Groova Scape has stormed onto the stage in the last couple of years, following the lead of Henry Lazenby (nationally noted author Roland Lazenby’s son) and singer Brittany Sparks (whose Janis Joplin set stops the show). It’s bluesy, hot and wildly popular. The band “has come a long way in a few years,” says a panelist.
The Worx has been “a juke box band” for more than a quarter century, playing up and down the East Coast. “They don’t do much original work, but they bring people out in the 25 to 45 demographic,” says a panelist. “They’re good at what they do.”
Radar Rose is a veteran folk/rock band featuring the singing of Anastasia Thompson and Jane Ga-brielle, a professional artist who was once called “The erstwhile earth mother of Roanoke’s [music] sce-ne.” The band bills itself as playing “singularly exciting, dynamically vigorous and eloquently powerful, unadulterated acoustic rock.”

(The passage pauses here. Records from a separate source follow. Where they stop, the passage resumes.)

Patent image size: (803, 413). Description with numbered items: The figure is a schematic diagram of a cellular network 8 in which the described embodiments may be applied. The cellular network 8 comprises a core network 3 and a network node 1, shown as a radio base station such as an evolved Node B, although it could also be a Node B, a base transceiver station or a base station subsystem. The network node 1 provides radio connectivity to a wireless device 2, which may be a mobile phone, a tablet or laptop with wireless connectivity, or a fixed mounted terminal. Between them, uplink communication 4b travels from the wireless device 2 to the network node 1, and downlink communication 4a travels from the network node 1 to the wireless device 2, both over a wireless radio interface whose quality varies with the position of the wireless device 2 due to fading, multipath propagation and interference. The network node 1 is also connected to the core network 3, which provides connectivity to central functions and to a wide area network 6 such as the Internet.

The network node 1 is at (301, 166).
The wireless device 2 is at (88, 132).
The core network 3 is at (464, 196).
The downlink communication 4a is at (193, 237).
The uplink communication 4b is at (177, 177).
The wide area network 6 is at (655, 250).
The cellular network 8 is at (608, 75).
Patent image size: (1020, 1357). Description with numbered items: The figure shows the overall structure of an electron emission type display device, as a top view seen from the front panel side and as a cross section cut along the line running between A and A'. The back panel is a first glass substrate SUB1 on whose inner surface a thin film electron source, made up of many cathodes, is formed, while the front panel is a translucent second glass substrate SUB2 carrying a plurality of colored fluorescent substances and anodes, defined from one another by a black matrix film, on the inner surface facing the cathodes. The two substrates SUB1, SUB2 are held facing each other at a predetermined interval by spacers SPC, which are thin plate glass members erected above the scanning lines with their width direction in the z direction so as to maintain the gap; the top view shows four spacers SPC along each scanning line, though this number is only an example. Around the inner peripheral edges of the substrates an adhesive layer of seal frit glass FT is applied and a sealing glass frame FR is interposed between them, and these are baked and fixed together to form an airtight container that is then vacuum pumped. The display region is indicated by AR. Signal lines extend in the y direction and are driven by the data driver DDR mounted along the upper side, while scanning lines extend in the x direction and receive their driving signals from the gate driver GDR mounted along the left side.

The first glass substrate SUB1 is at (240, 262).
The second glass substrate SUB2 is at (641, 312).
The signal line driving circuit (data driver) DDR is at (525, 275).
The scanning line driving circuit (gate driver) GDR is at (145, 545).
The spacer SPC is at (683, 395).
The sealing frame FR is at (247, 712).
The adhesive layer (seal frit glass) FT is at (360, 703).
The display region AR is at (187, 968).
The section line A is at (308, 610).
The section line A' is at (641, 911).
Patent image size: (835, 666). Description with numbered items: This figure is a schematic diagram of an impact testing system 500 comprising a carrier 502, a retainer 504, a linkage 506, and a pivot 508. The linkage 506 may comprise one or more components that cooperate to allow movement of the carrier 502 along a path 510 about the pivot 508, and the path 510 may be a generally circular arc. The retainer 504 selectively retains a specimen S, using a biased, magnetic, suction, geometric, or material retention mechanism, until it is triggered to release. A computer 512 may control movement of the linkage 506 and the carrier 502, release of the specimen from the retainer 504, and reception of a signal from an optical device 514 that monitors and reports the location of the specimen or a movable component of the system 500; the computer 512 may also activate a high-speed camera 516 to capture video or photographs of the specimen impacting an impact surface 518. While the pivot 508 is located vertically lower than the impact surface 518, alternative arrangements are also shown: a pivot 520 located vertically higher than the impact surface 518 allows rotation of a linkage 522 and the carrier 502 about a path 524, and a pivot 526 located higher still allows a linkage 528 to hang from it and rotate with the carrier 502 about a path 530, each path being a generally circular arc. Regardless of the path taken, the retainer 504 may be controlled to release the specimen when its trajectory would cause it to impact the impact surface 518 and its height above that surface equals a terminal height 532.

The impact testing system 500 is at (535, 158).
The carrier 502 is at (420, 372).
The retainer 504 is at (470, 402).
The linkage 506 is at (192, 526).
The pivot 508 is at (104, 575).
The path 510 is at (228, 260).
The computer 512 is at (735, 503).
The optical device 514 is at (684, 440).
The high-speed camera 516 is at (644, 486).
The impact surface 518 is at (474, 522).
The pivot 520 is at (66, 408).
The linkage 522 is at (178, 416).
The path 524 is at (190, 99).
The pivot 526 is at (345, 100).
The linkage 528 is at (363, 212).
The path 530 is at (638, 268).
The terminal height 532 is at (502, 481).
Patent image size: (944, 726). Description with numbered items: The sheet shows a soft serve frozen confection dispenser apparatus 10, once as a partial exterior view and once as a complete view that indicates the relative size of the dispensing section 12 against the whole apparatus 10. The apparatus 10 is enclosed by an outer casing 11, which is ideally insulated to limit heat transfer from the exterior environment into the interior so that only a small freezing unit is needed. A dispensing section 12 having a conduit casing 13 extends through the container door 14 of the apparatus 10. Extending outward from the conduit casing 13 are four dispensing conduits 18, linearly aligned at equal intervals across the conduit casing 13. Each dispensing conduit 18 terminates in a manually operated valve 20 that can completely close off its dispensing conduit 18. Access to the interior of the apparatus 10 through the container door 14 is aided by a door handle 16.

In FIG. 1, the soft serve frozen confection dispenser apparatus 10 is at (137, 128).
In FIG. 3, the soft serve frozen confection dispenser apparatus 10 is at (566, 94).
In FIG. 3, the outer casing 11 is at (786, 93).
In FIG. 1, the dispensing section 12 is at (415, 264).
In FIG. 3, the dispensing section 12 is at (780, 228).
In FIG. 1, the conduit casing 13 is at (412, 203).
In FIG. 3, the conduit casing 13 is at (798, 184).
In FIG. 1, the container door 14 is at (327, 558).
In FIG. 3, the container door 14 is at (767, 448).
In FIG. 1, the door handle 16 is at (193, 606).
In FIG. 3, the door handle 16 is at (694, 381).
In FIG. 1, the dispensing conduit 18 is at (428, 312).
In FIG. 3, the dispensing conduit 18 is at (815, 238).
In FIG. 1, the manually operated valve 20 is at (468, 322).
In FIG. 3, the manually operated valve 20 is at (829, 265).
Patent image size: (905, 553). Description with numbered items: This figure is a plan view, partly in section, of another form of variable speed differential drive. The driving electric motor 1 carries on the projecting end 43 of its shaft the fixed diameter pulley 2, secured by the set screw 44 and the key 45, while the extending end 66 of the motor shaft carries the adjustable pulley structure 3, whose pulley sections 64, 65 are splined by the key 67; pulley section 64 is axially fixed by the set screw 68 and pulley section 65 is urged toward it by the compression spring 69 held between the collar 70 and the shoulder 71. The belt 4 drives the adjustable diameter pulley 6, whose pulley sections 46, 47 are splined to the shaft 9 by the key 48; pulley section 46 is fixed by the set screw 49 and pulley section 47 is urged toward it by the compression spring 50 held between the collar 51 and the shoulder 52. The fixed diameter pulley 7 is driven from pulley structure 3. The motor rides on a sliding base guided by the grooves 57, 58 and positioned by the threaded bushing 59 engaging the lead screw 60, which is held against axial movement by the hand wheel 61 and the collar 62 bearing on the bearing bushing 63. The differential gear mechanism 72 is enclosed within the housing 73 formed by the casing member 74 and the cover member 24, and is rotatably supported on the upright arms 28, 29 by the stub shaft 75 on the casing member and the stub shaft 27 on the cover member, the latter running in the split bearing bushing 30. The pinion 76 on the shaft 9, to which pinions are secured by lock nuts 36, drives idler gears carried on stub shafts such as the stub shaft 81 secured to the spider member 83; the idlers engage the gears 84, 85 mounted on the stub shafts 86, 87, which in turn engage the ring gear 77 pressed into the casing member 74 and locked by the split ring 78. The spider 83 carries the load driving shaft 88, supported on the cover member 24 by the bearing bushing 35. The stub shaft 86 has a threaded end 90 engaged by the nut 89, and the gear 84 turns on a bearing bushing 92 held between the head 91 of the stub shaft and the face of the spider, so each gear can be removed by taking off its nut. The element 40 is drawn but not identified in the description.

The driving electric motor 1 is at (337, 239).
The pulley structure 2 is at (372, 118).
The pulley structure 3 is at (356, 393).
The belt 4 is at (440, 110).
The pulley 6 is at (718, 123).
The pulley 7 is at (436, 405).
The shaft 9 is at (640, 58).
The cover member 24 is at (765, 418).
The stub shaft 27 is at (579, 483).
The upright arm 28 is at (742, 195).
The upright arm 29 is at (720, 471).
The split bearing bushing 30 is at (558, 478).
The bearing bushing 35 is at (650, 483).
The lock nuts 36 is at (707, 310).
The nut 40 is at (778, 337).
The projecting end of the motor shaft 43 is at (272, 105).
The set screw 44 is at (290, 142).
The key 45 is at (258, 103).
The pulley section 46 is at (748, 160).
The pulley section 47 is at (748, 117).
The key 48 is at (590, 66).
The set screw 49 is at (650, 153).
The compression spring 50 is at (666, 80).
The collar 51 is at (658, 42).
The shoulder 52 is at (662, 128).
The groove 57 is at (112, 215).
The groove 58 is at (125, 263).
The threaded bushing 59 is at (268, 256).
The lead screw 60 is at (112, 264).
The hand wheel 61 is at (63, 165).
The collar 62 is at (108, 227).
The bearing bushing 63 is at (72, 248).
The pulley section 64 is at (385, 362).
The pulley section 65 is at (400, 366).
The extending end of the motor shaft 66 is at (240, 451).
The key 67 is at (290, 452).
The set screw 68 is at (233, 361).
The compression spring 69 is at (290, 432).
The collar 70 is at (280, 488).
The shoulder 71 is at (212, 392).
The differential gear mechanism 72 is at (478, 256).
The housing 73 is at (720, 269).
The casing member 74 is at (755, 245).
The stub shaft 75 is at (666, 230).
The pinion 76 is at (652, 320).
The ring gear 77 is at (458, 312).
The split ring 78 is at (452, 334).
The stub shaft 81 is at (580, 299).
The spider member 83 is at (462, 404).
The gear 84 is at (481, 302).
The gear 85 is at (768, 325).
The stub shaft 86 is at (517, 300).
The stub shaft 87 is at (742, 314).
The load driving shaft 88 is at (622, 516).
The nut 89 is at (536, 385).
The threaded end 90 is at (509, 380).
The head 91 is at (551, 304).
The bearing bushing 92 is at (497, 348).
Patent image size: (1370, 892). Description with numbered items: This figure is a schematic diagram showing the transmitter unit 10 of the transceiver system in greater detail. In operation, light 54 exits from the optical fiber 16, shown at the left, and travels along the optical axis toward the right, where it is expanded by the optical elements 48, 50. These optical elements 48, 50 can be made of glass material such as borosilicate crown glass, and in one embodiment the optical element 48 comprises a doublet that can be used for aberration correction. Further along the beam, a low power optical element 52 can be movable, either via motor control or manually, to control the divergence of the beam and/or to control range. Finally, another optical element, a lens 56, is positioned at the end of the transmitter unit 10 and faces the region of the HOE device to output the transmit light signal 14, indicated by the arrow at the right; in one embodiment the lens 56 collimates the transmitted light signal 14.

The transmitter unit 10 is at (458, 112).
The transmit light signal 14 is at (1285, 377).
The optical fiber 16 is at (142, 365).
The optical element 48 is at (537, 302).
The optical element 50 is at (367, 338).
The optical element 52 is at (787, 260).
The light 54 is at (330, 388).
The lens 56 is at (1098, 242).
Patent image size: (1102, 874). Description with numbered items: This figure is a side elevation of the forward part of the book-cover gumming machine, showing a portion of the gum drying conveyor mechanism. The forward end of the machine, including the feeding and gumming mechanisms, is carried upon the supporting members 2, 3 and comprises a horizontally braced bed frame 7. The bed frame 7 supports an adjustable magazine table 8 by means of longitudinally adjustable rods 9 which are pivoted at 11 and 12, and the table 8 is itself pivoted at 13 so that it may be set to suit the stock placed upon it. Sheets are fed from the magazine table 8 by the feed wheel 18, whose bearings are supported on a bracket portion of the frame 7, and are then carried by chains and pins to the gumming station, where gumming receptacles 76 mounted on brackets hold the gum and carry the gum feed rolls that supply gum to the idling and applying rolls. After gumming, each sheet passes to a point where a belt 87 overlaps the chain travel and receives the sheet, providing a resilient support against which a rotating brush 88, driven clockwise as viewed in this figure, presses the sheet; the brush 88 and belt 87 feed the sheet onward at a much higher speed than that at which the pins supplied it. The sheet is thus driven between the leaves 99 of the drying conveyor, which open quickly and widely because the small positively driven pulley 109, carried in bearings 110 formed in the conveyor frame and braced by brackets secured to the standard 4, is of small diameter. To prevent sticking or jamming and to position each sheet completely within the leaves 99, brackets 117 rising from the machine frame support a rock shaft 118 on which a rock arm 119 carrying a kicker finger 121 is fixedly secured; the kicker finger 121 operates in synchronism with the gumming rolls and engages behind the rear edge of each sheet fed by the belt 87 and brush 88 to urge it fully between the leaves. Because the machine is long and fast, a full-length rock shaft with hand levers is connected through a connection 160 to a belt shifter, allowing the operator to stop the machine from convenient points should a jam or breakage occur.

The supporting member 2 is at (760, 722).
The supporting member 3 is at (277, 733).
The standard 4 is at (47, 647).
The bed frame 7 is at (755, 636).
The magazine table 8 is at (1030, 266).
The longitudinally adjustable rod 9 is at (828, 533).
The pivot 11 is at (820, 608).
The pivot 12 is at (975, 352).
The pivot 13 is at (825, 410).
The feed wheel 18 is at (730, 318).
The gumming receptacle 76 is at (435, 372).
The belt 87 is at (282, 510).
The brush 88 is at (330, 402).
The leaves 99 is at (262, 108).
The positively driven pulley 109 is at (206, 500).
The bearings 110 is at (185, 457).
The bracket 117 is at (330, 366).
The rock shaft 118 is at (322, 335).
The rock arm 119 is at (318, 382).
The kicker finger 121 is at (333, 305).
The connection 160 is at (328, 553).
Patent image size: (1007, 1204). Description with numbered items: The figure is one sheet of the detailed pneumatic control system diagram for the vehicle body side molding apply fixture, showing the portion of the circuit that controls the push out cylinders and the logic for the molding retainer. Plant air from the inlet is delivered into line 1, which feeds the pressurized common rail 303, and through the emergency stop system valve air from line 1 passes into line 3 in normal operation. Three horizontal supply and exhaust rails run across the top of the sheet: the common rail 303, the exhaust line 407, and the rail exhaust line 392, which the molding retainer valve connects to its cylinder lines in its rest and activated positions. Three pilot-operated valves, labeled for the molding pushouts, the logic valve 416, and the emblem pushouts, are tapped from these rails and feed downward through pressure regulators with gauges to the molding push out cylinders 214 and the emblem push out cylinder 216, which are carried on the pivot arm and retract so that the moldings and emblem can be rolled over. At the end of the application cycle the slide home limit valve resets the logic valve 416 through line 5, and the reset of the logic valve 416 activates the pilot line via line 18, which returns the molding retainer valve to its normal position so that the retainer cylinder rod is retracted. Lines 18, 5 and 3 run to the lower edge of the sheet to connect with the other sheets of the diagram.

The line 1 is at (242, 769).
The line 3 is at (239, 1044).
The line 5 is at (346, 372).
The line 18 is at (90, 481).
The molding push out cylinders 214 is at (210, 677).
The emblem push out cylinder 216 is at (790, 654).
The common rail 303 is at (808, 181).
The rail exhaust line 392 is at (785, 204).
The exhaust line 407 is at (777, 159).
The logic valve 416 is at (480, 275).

Lenny Marcus Trio is led by a psychiatrist (at the VA Hospital in Salem) who’s hardly in it for the money, but this sophisticated jazz group is the best of its type in these parts. He has studied and played with people like Ellis Marsalis and Charlie Byrd and is often compared to Vince Guaraldi, Oscar Peterson and others.
Lazyman Dub Band plays reggae/rockabilly/jam/funk and is “a pretty good band with great horns,” says a panelist. The band was formed in 2007 and has played every type of venue from small clubs to huge festivals (it has its own festival in Roanoke). “They sell out clubs,” says a panelist. “Good party band with upbeat music. They sell a lot of beer” for clubs.
Marie Anderson is the only solo act on the list and she is likely the busiest, according to a panelist who would know. “She’s on stage five to six nights a week, playing a variety of music with her guitar and her [drum pedal, harmonizer and loop pedal]. She probably knows 400-500 songs [actually, she claims 1,500] and does her own thing. She’s one of the hardest workers in town and, truth be told, I don’t know how she gets the gigs she gets.” Her music ranges from 1930s ballads through just about every form, including her own compositions.